Temperamental talent at home on the biggest stage
The son of Ghanaian immigrants has finally silenced his numerous detractors, writes PADDY AGNEW
FINALLY, A star is born. The front page editorial in yesterday’s Gazzetta Dello Sport said it all. The image of Mario Balotelli, naked to the waist, proud, powerful and defiant in the moments after he had scored Italy’s second goal against Germany in Warsaw on Thursday night represents one of the defining images of these European championships.
The bad boy, the subject of endless speculation about racist behaviour from fans, the seemingly unrealised talent had finally triumphed over all his demons, internal and external.
When Italian coach Cesare Prandelli met the media yesterday, the Irish Times asked him if we could now conclude that “new Italian” Balotelli is the symbol of his Italy: “He is not the symbol, the Azzurri shirt is the symbol and don’t call him an immigrant, he’s an Italian,” replied Prandelli.
Have his performances in Poland finally laid the ghost of racist behaviour in Italian football, asked a colleague: “Racism is not just our problem, it’s a problem for European football,” said the manager.
Prandelli, as he has done throughout this tournament, was careful to play down the Balotelli effect. The Italian coach’s handing of his talented striker has been exemplary, using every possible occasion to take the heat off a player who seems to attract plenty of attention.
However, it is hard to believe Italian football will ever be the same again after these finals. For a 21-year-old black player who has trod a long and difficult road in his relationship with racist fans, Euro 2012 represents an outstanding success, both in terms of football and the battle against racism. Not only that but Balotelli is the first black Italian to achieve this level of success in the Savoy Royal blue jersey.
Balotelli’s story has been told many times but it is worth repeating.

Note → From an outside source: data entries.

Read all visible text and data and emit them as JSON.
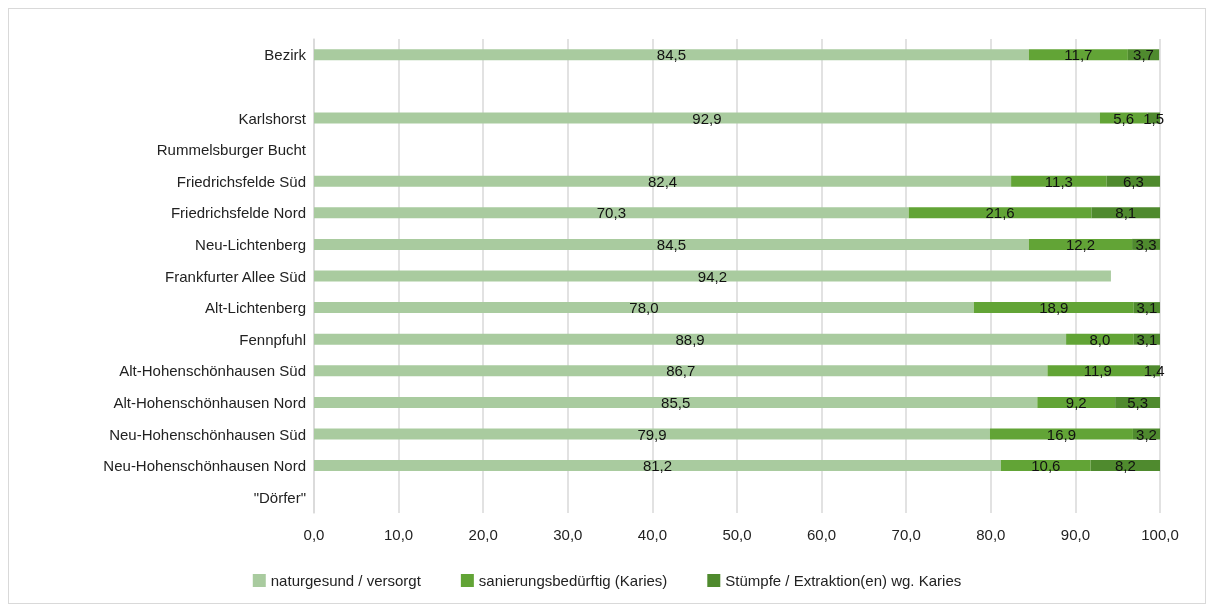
{
  "chart_data": {
    "type": "bar",
    "orientation": "horizontal",
    "stacked": true,
    "categories": [
      "Bezirk",
      null,
      "Karlshorst",
      "Rummelsburger Bucht",
      "Friedrichsfelde Süd",
      "Friedrichsfelde Nord",
      "Neu-Lichtenberg",
      "Frankfurter Allee Süd",
      "Alt-Lichtenberg",
      "Fennpfuhl",
      "Alt-Hohenschönhausen Süd",
      "Alt-Hohenschönhausen Nord",
      "Neu-Hohenschönhausen Süd",
      "Neu-Hohenschönhausen Nord",
      "\"Dörfer\""
    ],
    "series": [
      {
        "name": "naturgesund / versorgt",
        "color": "#a9cb9f",
        "values": [
          84.5,
          null,
          92.9,
          null,
          82.4,
          70.3,
          84.5,
          94.2,
          78.0,
          88.9,
          86.7,
          85.5,
          79.9,
          81.2,
          null
        ],
        "value_labels": [
          "84,5",
          null,
          "92,9",
          null,
          "82,4",
          "70,3",
          "84,5",
          "94,2",
          "78,0",
          "88,9",
          "86,7",
          "85,5",
          "79,9",
          "81,2",
          null
        ]
      },
      {
        "name": "sanierungsbedürftig (Karies)",
        "color": "#62a436",
        "values": [
          11.7,
          null,
          5.6,
          null,
          11.3,
          21.6,
          12.2,
          null,
          18.9,
          8.0,
          11.9,
          9.2,
          16.9,
          10.6,
          null
        ],
        "value_labels": [
          "11,7",
          null,
          "5,6",
          null,
          "11,3",
          "21,6",
          "12,2",
          null,
          "18,9",
          "8,0",
          "11,9",
          "9,2",
          "16,9",
          "10,6",
          null
        ]
      },
      {
        "name": "Stümpfe / Extraktion(en) wg. Karies",
        "color": "#4f8a2e",
        "values": [
          3.7,
          null,
          1.5,
          null,
          6.3,
          8.1,
          3.3,
          null,
          3.1,
          3.1,
          1.4,
          5.3,
          3.2,
          8.2,
          null
        ],
        "value_labels": [
          "3,7",
          null,
          "1,5",
          null,
          "6,3",
          "8,1",
          "3,3",
          null,
          "3,1",
          "3,1",
          "1,4",
          "5,3",
          "3,2",
          "8,2",
          null
        ]
      }
    ],
    "xlim": [
      0,
      100
    ],
    "xticks": [
      {
        "value": 0,
        "label": "0,0"
      },
      {
        "value": 10,
        "label": "10,0"
      },
      {
        "value": 20,
        "label": "20,0"
      },
      {
        "value": 30,
        "label": "30,0"
      },
      {
        "value": 40,
        "label": "40,0"
      },
      {
        "value": 50,
        "label": "50,0"
      },
      {
        "value": 60,
        "label": "60,0"
      },
      {
        "value": 70,
        "label": "70,0"
      },
      {
        "value": 80,
        "label": "80,0"
      },
      {
        "value": 90,
        "label": "90,0"
      },
      {
        "value": 100,
        "label": "100,0"
      }
    ],
    "grid": "x",
    "legend": "bottom"
  }
}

If it is true that he has not always helped himself with his headstrong attitude, it is also true he has often encountered problems not of his own making.
Born in Palermo, Sicily to a Ghanaian migrant couple, Thomas and Rose Barwuah, who soon afterwards moved north, he was abandoned by them as a baby in a hospital in the Brescia area. Having spent most of his first two years in an institution, he was formally adopted by the Balotelli family from Concesio in the province of Brescia in 1993 and was being brought up along with two brothers and one sister.
As a promising young black player with Serie A side Inter Milan, however, he quickly became the object of racist abuse from opposing fans. In particular, he proved to be a bete noire for the Juventus fans, annoying them by scoring two goals as a 17-year-old in a Juventus-Inter Italian Cup win in January 2008.
One year later, so strident were the racist chants aimed at Balotelli during an April 2009 Juventus v Inter game in Turin that Juve ended up being ordered to play a subsequent Serie A game behind closed doors.
At the time, Balotelli showed a deal of common sense, dismissing the chants and commenting: “I’m more Italian than those idiots.”